Au fond, vu le rapport d'expertise de M. [A] [I],

- dire et juger qu'eu égard aux règlements intervenus, la créance de la SAGEP se monte à 44 029 666 Fcfp,

- dire et juger que la SAGEP ne peut voir fixer sa créance à l'égard des SCI MARAVA NUI et POEVA II qu'au regard du nombre de logements composant leurs résidences respectives,

- inviter la SAGEP à recalculer le montant des créances qu'elle sollicite de voir fixées au passif de ces deux sociétés,

- la débouter de ses demandes à l'égard des SCI APIA NUI et TEVA NUI,

- statuer ce que de droit sur les dépens.

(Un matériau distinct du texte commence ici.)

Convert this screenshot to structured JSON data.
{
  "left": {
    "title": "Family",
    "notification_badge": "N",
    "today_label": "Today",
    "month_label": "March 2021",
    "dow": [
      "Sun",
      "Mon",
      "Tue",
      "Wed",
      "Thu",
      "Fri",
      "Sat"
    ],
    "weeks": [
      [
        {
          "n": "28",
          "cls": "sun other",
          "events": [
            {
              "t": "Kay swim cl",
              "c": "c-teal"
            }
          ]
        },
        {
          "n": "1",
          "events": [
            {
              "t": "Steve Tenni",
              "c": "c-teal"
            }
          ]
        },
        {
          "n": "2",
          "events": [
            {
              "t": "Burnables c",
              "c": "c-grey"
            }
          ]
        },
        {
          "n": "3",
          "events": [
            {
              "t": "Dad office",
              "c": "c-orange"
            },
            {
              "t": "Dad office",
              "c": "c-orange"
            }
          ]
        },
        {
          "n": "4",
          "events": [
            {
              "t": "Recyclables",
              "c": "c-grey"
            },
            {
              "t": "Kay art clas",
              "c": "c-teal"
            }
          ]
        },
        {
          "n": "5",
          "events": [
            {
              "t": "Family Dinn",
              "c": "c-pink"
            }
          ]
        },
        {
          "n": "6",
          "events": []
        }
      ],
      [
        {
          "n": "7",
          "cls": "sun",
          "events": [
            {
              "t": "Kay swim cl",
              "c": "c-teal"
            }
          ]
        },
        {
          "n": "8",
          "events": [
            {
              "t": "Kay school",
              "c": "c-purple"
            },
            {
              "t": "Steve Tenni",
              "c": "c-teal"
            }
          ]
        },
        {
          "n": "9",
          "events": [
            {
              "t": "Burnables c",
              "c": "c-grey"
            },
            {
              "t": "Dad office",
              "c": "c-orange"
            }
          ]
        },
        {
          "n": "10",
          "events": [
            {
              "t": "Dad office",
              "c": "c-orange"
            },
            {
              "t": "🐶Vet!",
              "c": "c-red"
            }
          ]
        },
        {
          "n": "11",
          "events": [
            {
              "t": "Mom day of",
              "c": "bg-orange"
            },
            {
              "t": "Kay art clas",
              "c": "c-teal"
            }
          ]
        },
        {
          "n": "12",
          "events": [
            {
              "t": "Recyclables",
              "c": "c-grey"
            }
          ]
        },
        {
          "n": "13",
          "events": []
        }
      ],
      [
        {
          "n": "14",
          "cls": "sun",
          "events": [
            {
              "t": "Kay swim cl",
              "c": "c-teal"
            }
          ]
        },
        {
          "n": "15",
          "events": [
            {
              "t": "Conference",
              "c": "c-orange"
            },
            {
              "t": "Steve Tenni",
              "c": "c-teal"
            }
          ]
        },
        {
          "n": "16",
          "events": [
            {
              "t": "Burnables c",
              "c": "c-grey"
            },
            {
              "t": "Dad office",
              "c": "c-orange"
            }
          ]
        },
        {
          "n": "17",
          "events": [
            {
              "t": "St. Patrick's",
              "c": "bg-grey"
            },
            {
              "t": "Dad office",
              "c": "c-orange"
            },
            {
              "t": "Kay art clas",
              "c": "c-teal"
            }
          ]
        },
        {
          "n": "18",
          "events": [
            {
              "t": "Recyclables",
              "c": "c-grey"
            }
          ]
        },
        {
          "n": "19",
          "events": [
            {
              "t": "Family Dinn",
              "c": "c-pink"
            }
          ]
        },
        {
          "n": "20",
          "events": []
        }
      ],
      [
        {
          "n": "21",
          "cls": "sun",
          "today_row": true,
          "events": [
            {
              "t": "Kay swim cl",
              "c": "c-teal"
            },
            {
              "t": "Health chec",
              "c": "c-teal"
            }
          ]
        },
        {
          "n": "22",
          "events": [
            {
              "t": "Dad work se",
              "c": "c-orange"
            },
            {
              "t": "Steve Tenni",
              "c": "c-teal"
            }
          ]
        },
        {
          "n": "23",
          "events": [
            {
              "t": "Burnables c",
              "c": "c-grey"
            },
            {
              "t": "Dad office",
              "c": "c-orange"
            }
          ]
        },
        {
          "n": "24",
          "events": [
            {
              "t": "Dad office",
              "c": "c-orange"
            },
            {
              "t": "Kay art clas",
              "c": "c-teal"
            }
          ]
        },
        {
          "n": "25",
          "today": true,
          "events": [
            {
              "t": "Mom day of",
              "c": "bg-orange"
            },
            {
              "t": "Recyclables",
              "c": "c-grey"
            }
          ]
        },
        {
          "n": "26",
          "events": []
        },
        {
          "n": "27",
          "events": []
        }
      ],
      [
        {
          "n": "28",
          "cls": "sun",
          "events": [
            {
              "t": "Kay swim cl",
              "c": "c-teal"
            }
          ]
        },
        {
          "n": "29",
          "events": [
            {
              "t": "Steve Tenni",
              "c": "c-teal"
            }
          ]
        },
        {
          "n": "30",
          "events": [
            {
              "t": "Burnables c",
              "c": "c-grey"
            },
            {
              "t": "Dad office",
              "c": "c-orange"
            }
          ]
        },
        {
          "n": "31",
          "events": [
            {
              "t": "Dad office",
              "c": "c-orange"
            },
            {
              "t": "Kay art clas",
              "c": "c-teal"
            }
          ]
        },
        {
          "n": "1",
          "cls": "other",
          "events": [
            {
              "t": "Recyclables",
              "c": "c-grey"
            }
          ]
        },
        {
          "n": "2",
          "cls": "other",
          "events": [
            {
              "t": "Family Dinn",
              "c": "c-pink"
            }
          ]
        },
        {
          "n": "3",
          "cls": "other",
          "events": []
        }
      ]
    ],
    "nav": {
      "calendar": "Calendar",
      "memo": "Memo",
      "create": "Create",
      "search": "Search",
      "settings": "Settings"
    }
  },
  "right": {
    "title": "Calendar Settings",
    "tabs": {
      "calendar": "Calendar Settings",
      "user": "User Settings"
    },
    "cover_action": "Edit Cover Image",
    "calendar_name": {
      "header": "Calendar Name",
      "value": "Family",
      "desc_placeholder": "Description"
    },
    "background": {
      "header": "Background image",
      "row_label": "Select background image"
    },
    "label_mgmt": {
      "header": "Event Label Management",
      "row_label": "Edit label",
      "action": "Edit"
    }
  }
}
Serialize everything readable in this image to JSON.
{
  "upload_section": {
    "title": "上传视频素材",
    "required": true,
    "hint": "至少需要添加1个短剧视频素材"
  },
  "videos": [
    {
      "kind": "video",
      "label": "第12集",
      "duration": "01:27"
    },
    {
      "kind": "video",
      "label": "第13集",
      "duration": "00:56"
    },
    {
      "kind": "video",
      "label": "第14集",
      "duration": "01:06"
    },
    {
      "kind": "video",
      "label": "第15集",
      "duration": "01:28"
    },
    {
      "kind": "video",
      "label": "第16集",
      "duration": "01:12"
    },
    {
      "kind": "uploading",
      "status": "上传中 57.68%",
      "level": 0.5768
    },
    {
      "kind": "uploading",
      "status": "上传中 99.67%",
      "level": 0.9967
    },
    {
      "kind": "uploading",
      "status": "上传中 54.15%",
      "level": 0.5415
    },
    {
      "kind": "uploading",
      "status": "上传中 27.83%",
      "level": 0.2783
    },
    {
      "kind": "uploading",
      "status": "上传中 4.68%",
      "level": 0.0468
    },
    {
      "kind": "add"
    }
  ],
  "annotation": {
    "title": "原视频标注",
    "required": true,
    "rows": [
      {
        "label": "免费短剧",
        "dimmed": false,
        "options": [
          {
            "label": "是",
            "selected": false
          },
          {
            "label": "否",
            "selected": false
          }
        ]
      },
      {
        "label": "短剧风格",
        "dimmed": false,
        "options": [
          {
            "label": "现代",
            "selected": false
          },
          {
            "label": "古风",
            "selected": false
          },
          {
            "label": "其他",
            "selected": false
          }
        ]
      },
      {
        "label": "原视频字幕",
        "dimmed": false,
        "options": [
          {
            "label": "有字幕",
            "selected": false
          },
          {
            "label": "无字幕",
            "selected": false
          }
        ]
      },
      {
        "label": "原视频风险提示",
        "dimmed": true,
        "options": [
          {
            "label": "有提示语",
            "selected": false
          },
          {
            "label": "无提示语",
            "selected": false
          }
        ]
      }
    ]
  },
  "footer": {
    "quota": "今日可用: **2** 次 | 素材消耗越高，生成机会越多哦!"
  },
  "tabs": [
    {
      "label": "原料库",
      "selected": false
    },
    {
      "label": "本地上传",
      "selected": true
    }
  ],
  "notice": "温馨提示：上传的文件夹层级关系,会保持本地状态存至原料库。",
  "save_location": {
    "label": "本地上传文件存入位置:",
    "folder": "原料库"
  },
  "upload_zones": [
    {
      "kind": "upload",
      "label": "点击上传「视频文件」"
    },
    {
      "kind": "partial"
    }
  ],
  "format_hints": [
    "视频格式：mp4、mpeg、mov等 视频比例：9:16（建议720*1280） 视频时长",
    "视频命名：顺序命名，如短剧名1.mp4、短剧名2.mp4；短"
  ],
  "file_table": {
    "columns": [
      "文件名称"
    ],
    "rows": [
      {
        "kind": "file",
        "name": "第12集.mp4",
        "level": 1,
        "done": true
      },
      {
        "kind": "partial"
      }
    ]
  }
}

Les SCI appelantes font valoir que :

- la cour, aux termes de son arrêt mixte du 11 avril 2019, a infirmé le jugement déféré s'agissant des condamnations solidaires prononcées à l'égard des sociétés POEVA II, TEVA NUI et APIA NUI et de la fixation de la créance de la SAGEP au passif de la SCI MARAVA NUI,

- ce chef de l'arrêt, «non frappé de pourvoi a autorité de la chose jugée»,

- le rapport d'expertise de M. [I] n'a pas établi les comptes entre les parties, faute pour l'expert de connaître la répartition des 245 logements du domaine [U],

- la SAGEP ne produit aucun élément permettant d'affecter ses facturations à chaque société,

- il existe une difficulté s'agissant de l'imputation de la consommation d'eau à partir de la cote 480 qui concerne d'autres débiteurs situés en dehors du domaine,

- le domaine de [Adresse 6] comprend des immeubles appartenant à des sociétés qui ne sont pas dans la cause (SCI AVENUI propriétaire de 47 appartements, SCI POETINUI propriétaire de 37 appartements, SCI BAH propriétaire de 72 appartements),

- la SCI POEVA NUI n'est propriétaire que d'un seul immeuble (AITO 29 appartements), la SCI MARAVA NUI n'est propriétaire que de deux résidences (ACCACIA 24 appartements et GARDENIA 36 appartements), les SCI TEVA NUI et APIA NUI ne sont plus propriétaires d'aucun immeuble,

- la SAGEP occulte dans le calcul de sa créance les règlements intervenus soit la somme de 21 992 615 Fcfp arrêtée au mois d'octobre 2017, la créance de la SAGEP s'établissant alors à la somme de 44 029 666 Fcfp.

La SAGEP, intimée, par dernières conclusions régulièrement transmises le 3 septembre 2021, demande à la Cour de :

- condamner solidairement ou à défaut in solidum les SCI TEVA NUI et APIA NUI à payer à la SAGEP la somme de 66 022 281 Fcfp,

- constater et fixer au passif de la SCI POEVA II la créance de la SAGEP à la somme de 66 022 281 Fcfp,

- constater et fixer au passif de la SCI MARAVA NUI la créance de la SAGEP à la somme de 66 022 281 Fcfp,

- condamner solidairement ou à défaut in solidum les SCI TEVA NUI et APIA NUI à payer à la SAGEP une somme de 450 000 Fcfp par application de l'article 407 du code de procédure civile de la Polynésie Française et la condamner aux entiers frais et dépens, distraits au profit de la SELARL MIKOU.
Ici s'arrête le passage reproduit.